Supervised learning algorithms
k-nearest neighbors, linear regression, logistic regression, support vector machines (SVMs), Decision trees and random forests, neural networks
Unsupervised learning algorithms
Clustering (k-means, DBSCAN, Hierarchical cluster analysis)
Anomaly and novelty detection (one-class SVM, isolation forest)
Visualization and Dimensionality reduction (principal component analysis [PCA], kernal PCA, locally linear embedding (LLE), t-distributed stochastic neighbor embedding (t-SNE))

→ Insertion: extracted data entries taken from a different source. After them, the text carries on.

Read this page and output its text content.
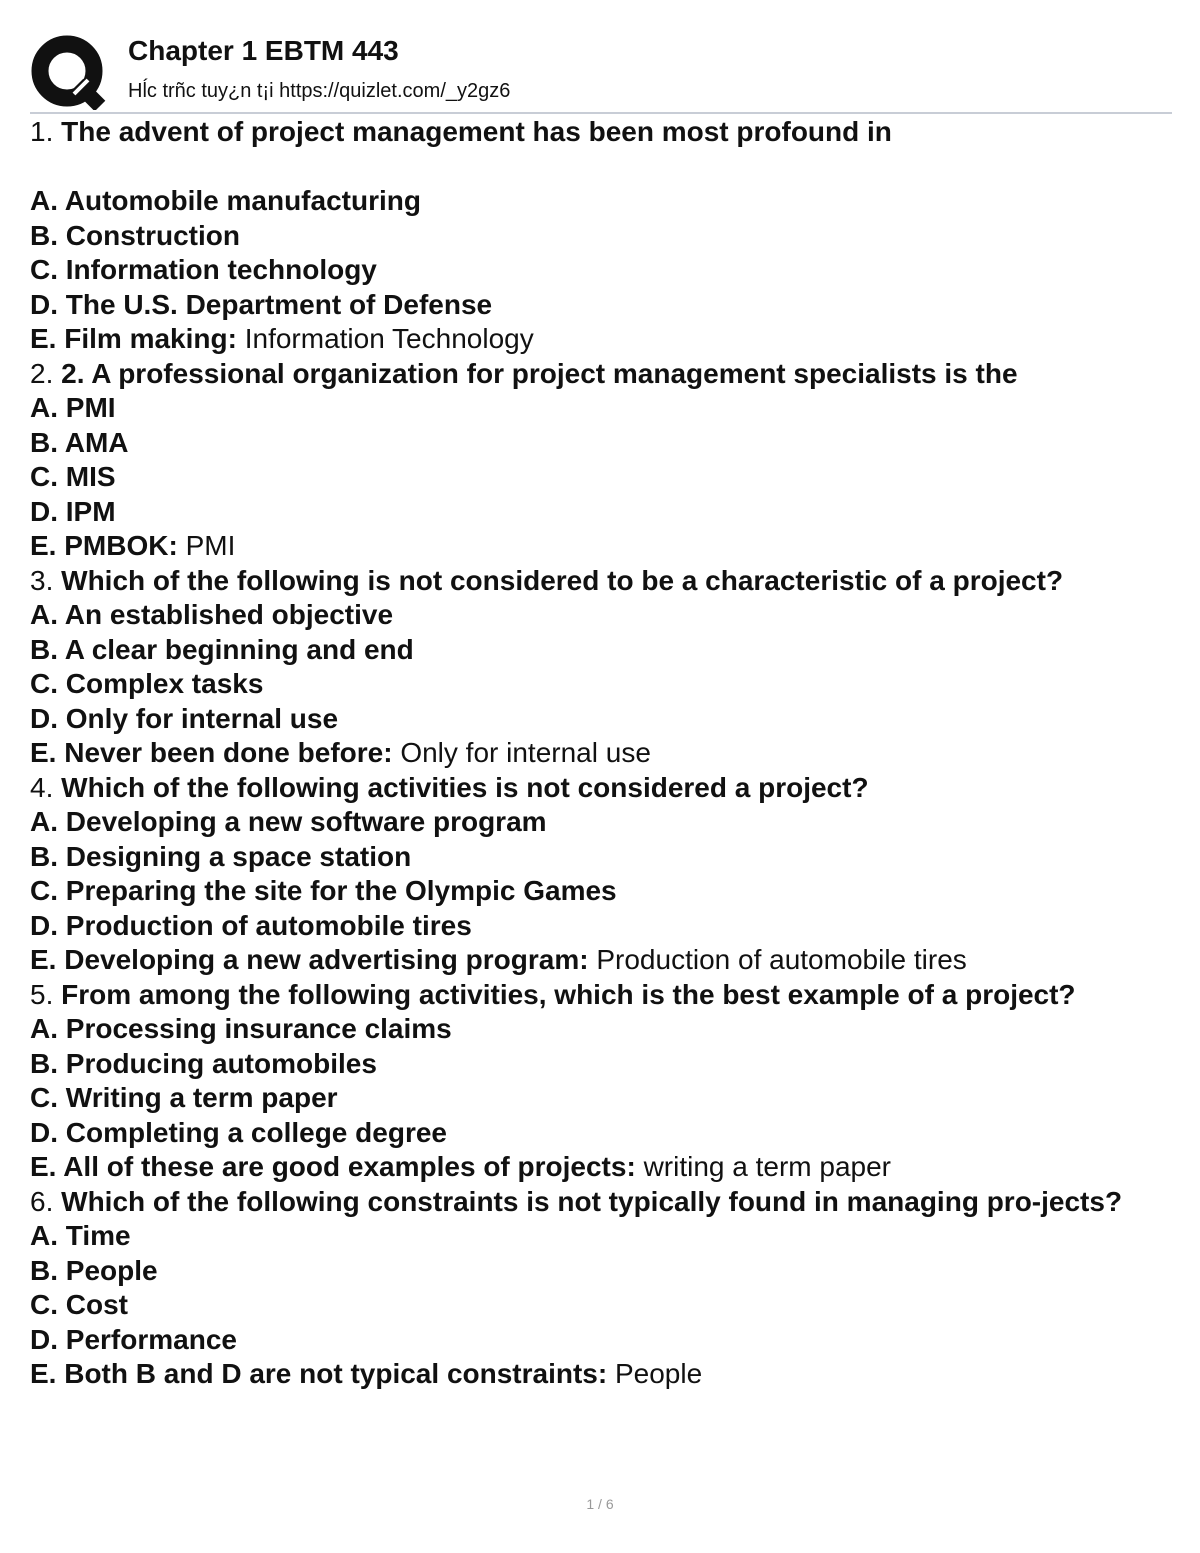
Chapter 1 EBTM 443
Hĺc trñc tuy¿n t¡i https://quizlet.com/_y2gz6
1. The advent of project management has been most profound in
A. Automobile manufacturing
B. Construction
C. Information technology
D. The U.S. Department of Defense
E. Film making: Information Technology
2. 2. A professional organization for project management specialists is the
A. PMI
B. AMA
C. MIS
D. IPM
E. PMBOK: PMI
3. Which of the following is not considered to be a characteristic of a project?
A. An established objective
B. A clear beginning and end
C. Complex tasks
D. Only for internal use
E. Never been done before: Only for internal use
4. Which of the following activities is not considered a project?
A. Developing a new software program
B. Designing a space station
C. Preparing the site for the Olympic Games
D. Production of automobile tires
E. Developing a new advertising program: Production of automobile tires
5. From among the following activities, which is the best example of a project?
A. Processing insurance claims
B. Producing automobiles
C. Writing a term paper
D. Completing a college degree
E. All of these are good examples of projects: writing a term paper
6. Which of the following constraints is not typically found in managing pro-jects?
A. Time
B. People
C. Cost
D. Performance
E. Both B and D are not typical constraints: People
1 / 6
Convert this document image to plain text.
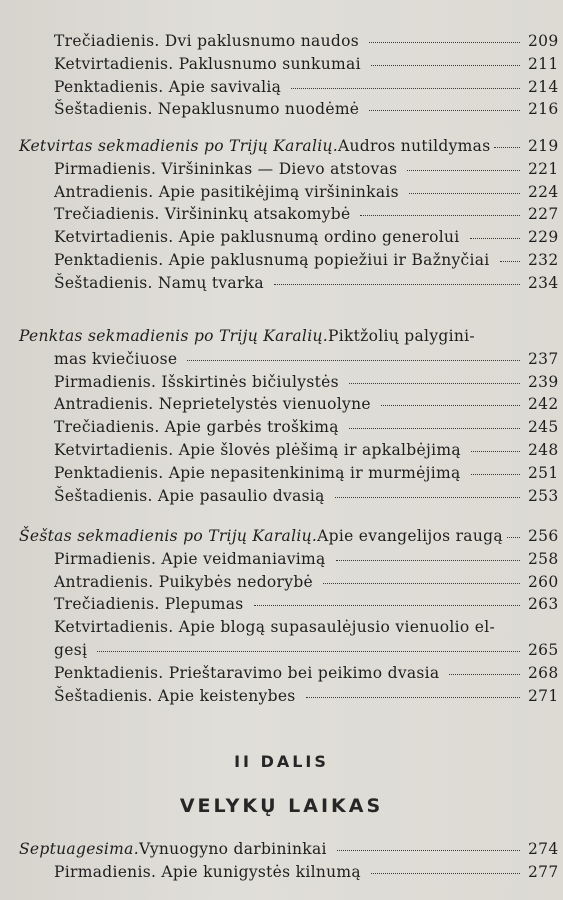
Trečiadienis. Dvi paklusnumo naudos	209
Ketvirtadienis. Paklusnumo sunkumai	211
Penktadienis. Apie savivalią	214
Šeštadienis. Nepaklusnumo nuodėmė	216
Ketvirtas sekmadienis po Trijų Karalių. Audros nutildymas 219
Pirmadienis. Viršininkas — Dievo atstovas	221
Antradienis. Apie pasitikėjimą viršininkais	224
Trečiadienis. Viršininkų atsakomybė	227
Ketvirtadienis. Apie paklusnumą ordino generolui	229
Penktadienis. Apie paklusnumą popiežiui ir Bažnyčiai 232
Šeštadienis. Namų tvarka	234
Penktas sekmadienis po Trijų Karalių. Piktžolių palygini-
mas kviečiuose	237
Pirmadienis. Išskirtinės bičiulystės	239
Antradienis. Neprietelystės vienuolyne	242
Trečiadienis. Apie garbės troškimą	245
Ketvirtadienis. Apie šlovės plėšimą ir apkalbėjimą	248
Penktadienis. Apie nepasitenkinimą ir murmėjimą	251
Šeštadienis. Apie pasaulio dvasią	253
Šeštas sekmadienis po Trijų Karalių. Apie evangelijos raugą 256
Pirmadienis. Apie veidmaniavimą	258
Antradienis. Puikybės nedorybė	260
Trečiadienis. Plepumas	263
Ketvirtadienis. Apie blogą supasaulėjusio vienuolio el-
gesį	265
Penktadienis. Prieštaravimo bei peikimo dvasia	268
Šeštadienis. Apie keistenybes	271
II DALIS
VELYKŲ LAIKAS
Septuagesima. Vynuogyno darbininkai	274
Pirmadienis. Apie kunigystės kilnumą	277
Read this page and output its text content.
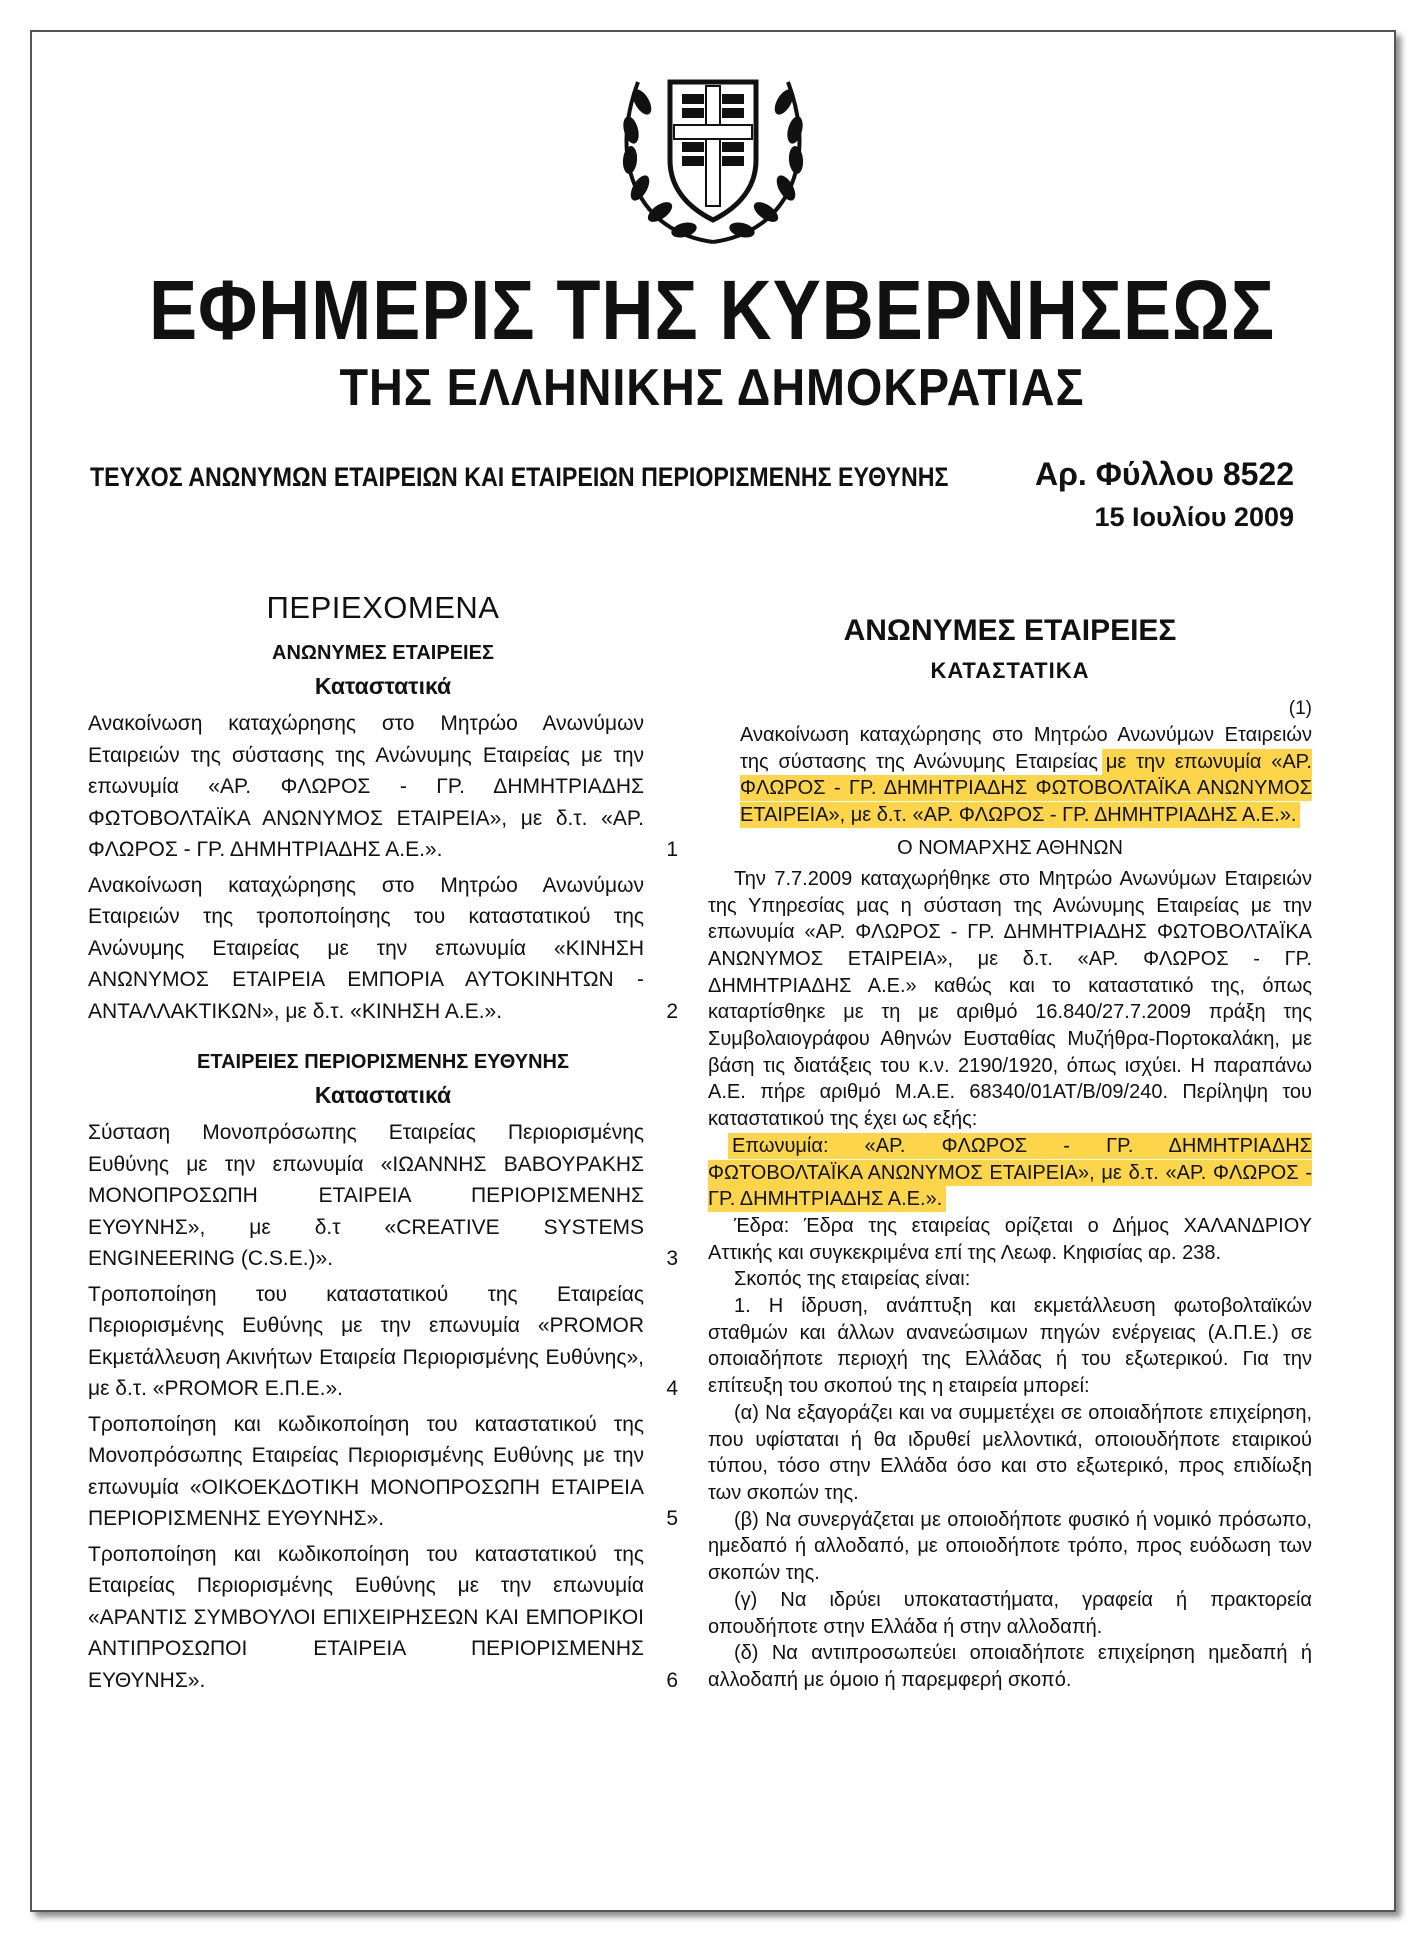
ΕΦΗΜΕΡΙΣ ΤΗΣ ΚΥΒΕΡΝΗΣΕΩΣ
ΤΗΣ ΕΛΛΗΝΙΚΗΣ ΔΗΜΟΚΡΑΤΙΑΣ
ΤΕΥΧΟΣ ΑΝΩΝΥΜΩΝ ΕΤΑΙΡΕΙΩΝ ΚΑΙ ΕΤΑΙΡΕΙΩΝ ΠΕΡΙΟΡΙΣΜΕΝΗΣ ΕΥΘΥΝΗΣ	Αρ. Φύλλου 8522
15 Ιουλίου 2009
ΠΕΡΙΕΧΟΜΕΝΑ
ΑΝΩΝΥΜΕΣ ΕΤΑΙΡΕΙΕΣ
Καταστατικά
Ανακοίνωση καταχώρησης στο Μητρώο Ανωνύμων Εταιρειών της σύστασης της Ανώνυμης Εταιρείας με την επωνυμία «ΑΡ. ΦΛΩΡΟΣ - ΓΡ. ΔΗΜΗΤΡΙΑΔΗΣ ΦΩΤΟΒΟΛΤΑΪΚΑ ΑΝΩΝΥΜΟΣ ΕΤΑΙΡΕΙΑ», με δ.τ. «ΑΡ. ΦΛΩΡΟΣ - ΓΡ. ΔΗΜΗΤΡΙΑΔΗΣ Α.Ε.».	1
Ανακοίνωση καταχώρησης στο Μητρώο Ανωνύμων Εταιρειών της τροποποίησης του καταστατικού της Ανώνυμης Εταιρείας με την επωνυμία «ΚΙΝΗΣΗ ΑΝΩΝΥΜΟΣ ΕΤΑΙΡΕΙΑ ΕΜΠΟΡΙΑ ΑΥΤΟΚΙΝΗΤΩΝ - ΑΝΤΑΛΛΑΚΤΙΚΩΝ», με δ.τ. «ΚΙΝΗΣΗ Α.Ε.».	2
ΕΤΑΙΡΕΙΕΣ ΠΕΡΙΟΡΙΣΜΕΝΗΣ ΕΥΘΥΝΗΣ
Καταστατικά
Σύσταση Μονοπρόσωπης Εταιρείας Περιορισμένης Ευθύνης με την επωνυμία «ΙΩΑΝΝΗΣ ΒΑΒΟΥΡΑΚΗΣ ΜΟΝΟΠΡΟΣΩΠΗ ΕΤΑΙΡΕΙΑ ΠΕΡΙΟΡΙΣΜΕΝΗΣ ΕΥΘΥΝΗΣ», με δ.τ «CREATIVE SYSTEMS ENGINEERING (C.S.E.)».	3
Τροποποίηση του καταστατικού της Εταιρείας Περιορισμένης Ευθύνης με την επωνυμία «PROMOR Εκμετάλλευση Ακινήτων Εταιρεία Περιορισμένης Ευθύνης», με δ.τ. «PROMOR Ε.Π.Ε.».	4
Τροποποίηση και κωδικοποίηση του καταστατικού της Μονοπρόσωπης Εταιρείας Περιορισμένης Ευθύνης με την επωνυμία «ΟΙΚΟΕΚΔΟΤΙΚΗ ΜΟΝΟΠΡΟΣΩΠΗ ΕΤΑΙΡΕΙΑ ΠΕΡΙΟΡΙΣΜΕΝΗΣ ΕΥΘΥΝΗΣ».	5
Τροποποίηση και κωδικοποίηση του καταστατικού της Εταιρείας Περιορισμένης Ευθύνης με την επωνυμία «ΑΡΑΝΤΙΣ ΣΥΜΒΟΥΛΟΙ ΕΠΙΧΕΙΡΗΣΕΩΝ ΚΑΙ ΕΜΠΟΡΙΚΟΙ ΑΝΤΙΠΡΟΣΩΠΟΙ ΕΤΑΙΡΕΙΑ ΠΕΡΙΟΡΙΣΜΕΝΗΣ ΕΥΘΥΝΗΣ».	6
ΑΝΩΝΥΜΕΣ ΕΤΑΙΡΕΙΕΣ
ΚΑΤΑΣΤΑΤΙΚΑ
(1)

Ανακοίνωση καταχώρησης στο Μητρώο Ανωνύμων Εταιρειών της σύστασης της Ανώνυμης Εταιρείας με την επωνυμία «ΑΡ. ΦΛΩΡΟΣ - ΓΡ. ΔΗΜΗΤΡΙΑΔΗΣ ΦΩΤΟΒΟΛΤΑΪΚΑ ΑΝΩΝΥΜΟΣ ΕΤΑΙΡΕΙΑ», με δ.τ. «ΑΡ. ΦΛΩΡΟΣ - ΓΡ. ΔΗΜΗΤΡΙΑΔΗΣ Α.Ε.».

Ο ΝΟΜΑΡΧΗΣ ΑΘΗΝΩΝ

Την 7.7.2009 καταχωρήθηκε στο Μητρώο Ανωνύμων Εταιρειών της Υπηρεσίας μας η σύσταση της Ανώνυμης Εταιρείας με την επωνυμία «ΑΡ. ΦΛΩΡΟΣ - ΓΡ. ΔΗΜΗΤΡΙΑΔΗΣ ΦΩΤΟΒΟΛΤΑΪΚΑ ΑΝΩΝΥΜΟΣ ΕΤΑΙΡΕΙΑ», με δ.τ. «ΑΡ. ΦΛΩΡΟΣ - ΓΡ. ΔΗΜΗΤΡΙΑΔΗΣ Α.Ε.» καθώς και το καταστατικό της, όπως καταρτίσθηκε με τη με αριθμό 16.840/27.7.2009 πράξη της Συμβολαιογράφου Αθηνών Ευσταθίας Μυζήθρα-Πορτοκαλάκη, με βάση τις διατάξεις του κ.ν. 2190/1920, όπως ισχύει. Η παραπάνω Α.Ε. πήρε αριθμό Μ.Α.Ε. 68340/01ΑΤ/Β/09/240. Περίληψη του καταστατικού της έχει ως εξής:

Επωνυμία: «ΑΡ. ΦΛΩΡΟΣ - ΓΡ. ΔΗΜΗΤΡΙΑΔΗΣ ΦΩΤΟΒΟΛΤΑΪΚΑ ΑΝΩΝΥΜΟΣ ΕΤΑΙΡΕΙΑ», με δ.τ. «ΑΡ. ΦΛΩΡΟΣ - ΓΡ. ΔΗΜΗΤΡΙΑΔΗΣ Α.Ε.».

Έδρα: Έδρα της εταιρείας ορίζεται ο Δήμος ΧΑΛΑΝΔΡΙΟΥ Αττικής και συγκεκριμένα επί της Λεωφ. Κηφισίας αρ. 238.

Σκοπός της εταιρείας είναι:

1. Η ίδρυση, ανάπτυξη και εκμετάλλευση φωτοβολταϊκών σταθμών και άλλων ανανεώσιμων πηγών ενέργειας (Α.Π.Ε.) σε οποιαδήποτε περιοχή της Ελλάδας ή του εξωτερικού. Για την επίτευξη του σκοπού της η εταιρεία μπορεί:

(α) Να εξαγοράζει και να συμμετέχει σε οποιαδήποτε επιχείρηση, που υφίσταται ή θα ιδρυθεί μελλοντικά, οποιουδήποτε εταιρικού τύπου, τόσο στην Ελλάδα όσο και στο εξωτερικό, προς επιδίωξη των σκοπών της.

(β) Να συνεργάζεται με οποιοδήποτε φυσικό ή νομικό πρόσωπο, ημεδαπό ή αλλοδαπό, με οποιοδήποτε τρόπο, προς ευόδωση των σκοπών της.

(γ) Να ιδρύει υποκαταστήματα, γραφεία ή πρακτορεία οπουδήποτε στην Ελλάδα ή στην αλλοδαπή.

(δ) Να αντιπροσωπεύει οποιαδήποτε επιχείρηση ημεδαπή ή αλλοδαπή με όμοιο ή παρεμφερή σκοπό.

Association ruling (Apriori, eclat)
Dimensionality reduction
to simplify the data without losing too much information. One way to do this would be to merge several correlated features into one. For example merging a cars age and mileage into one ‘wear and tear’ feature. Good idea to reduce the dimension you are training data on.
Feature extraction
Form of dimensionality reduction where you merge two correlated features into one. For example merging a cars age and mileage into one ‘wear and tear’ feature
Semi-supervised learning
Some of the data is labeled. Ex: Photos app names the people
Reinforcement learning
The learning system, called an agent in this context, can observe the environment, select and perform actions, and get rewards in return (or penalties in the form of negative rewards, as shown in Figure 1-12). It must then learn by itself what is the best strategy, called a policy, to get the most reward over time. A policy defines what action the agent should choose when it is in a given situation.
Batch learning
the system is incapable of learning incrementally, it must be trained using all the available data. Done offline.
Online learning
You train the system incrementally by feeding it data instances sequentially, either individually or in small groups
learning rate
how fast learning system adapts to changing data. If you set a high learning rate, then your system will rapidly adapt to new data
Generalizing
Given a number of training examples, the system needs to be able to make good predictions for (generalize to) examples it has never seen before
Instance-based learning
system learns examples by heart, then generalizes to new cases by using a similarity measure to compare them to the learned examples
model-based learning
build a model of these examples and then use the model to make predictions
utility function (fitness function)
measures how good your model is